You can switch between the two with a long-press on the "b" button on each earbud. That also works to answer and end calls, and handle music playback. It's a physical button, with Beats saying that it wanted the confidence and reliability of that rather than a capacitive control.

Out of the box, both earbuds default to the same button shortcuts; the button on each can be remapped, however. With iPhone, there's "Hey Siri" voice triggering for Apple's assistant, but if you're an Android user you might want to remap one of the long-press shortcuts to trigger the Google Assistant instead, as there's no wake word support for that. Beats says it's looking at what features could be added later to add further parity there; similarly absent right now is aptX profile support, with the Studio Buds using AAC.

Customizations are managed in the iOS settings, or through the Beats app for Android. The latter is also where Android users will find firmware updates and battery status.

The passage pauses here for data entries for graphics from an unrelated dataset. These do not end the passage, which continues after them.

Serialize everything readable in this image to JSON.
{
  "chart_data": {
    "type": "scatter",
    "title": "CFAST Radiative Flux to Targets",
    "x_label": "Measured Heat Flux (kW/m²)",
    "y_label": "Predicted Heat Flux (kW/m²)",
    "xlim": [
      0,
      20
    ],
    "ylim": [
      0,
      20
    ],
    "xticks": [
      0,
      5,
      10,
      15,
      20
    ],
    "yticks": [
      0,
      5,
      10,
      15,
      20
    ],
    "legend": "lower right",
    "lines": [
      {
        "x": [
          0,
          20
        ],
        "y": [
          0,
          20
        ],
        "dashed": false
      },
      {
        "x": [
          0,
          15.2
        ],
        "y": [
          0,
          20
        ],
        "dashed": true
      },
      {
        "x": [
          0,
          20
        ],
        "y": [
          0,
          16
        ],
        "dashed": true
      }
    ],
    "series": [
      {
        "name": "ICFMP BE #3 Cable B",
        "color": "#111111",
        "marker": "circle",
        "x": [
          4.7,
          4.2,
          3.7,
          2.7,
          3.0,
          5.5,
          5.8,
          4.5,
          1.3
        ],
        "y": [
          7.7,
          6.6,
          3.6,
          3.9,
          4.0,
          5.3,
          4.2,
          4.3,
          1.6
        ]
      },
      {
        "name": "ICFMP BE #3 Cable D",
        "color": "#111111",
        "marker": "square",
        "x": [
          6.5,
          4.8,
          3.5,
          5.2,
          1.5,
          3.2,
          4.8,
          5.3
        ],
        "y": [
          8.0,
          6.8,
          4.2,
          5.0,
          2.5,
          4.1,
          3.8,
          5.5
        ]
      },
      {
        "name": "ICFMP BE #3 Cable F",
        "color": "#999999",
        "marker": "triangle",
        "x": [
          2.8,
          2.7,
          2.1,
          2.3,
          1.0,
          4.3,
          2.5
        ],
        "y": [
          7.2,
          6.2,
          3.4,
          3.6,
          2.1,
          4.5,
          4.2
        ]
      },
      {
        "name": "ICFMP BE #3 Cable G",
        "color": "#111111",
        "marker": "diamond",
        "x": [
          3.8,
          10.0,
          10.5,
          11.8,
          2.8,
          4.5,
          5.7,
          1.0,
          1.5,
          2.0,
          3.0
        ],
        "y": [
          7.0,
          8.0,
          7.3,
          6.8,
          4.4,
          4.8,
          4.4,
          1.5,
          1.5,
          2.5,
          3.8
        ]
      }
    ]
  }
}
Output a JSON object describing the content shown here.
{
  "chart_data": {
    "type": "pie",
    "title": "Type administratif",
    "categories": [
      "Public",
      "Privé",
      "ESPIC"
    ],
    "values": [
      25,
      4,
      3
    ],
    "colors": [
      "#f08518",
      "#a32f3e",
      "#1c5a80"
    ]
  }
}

As for battery life, with ANC on you're looking at 5 hours of music playback from the earbuds' batteries, and then two full charges from the case for a total of 15 hours. Switch ANC off, and you can expect 8 hours of listening, and up to 24 hours total. Five minutes of charging in the case is good for an hour of ANC-off playback, using Beats' Fast Fuel system.

The case itself charges via USB-C, though there's no wireless charging option as AirPods Pro support. Also missing is in-ear detection to automatically pause music when you pull an earbud out, and resume it when you put it back in. Beats says the sensor that would require would simply take up too much space.

Size is, of course, one big advantage over previous Beats earbuds. 2019's Powerbeats Pro will remain on-sale alongside the Studio Buds – their ear-hook design makes them more suited to sports use – but while the earbuds themselves are smaller, it's the Studio Buds' charging case that has shrunk down considerably, and which makes the whole thing far more pocket-friendly.

The Beats Studio Buds go on sale today, priced at $149.99. They're available in black, white, and Beats red, and will ship from June 24.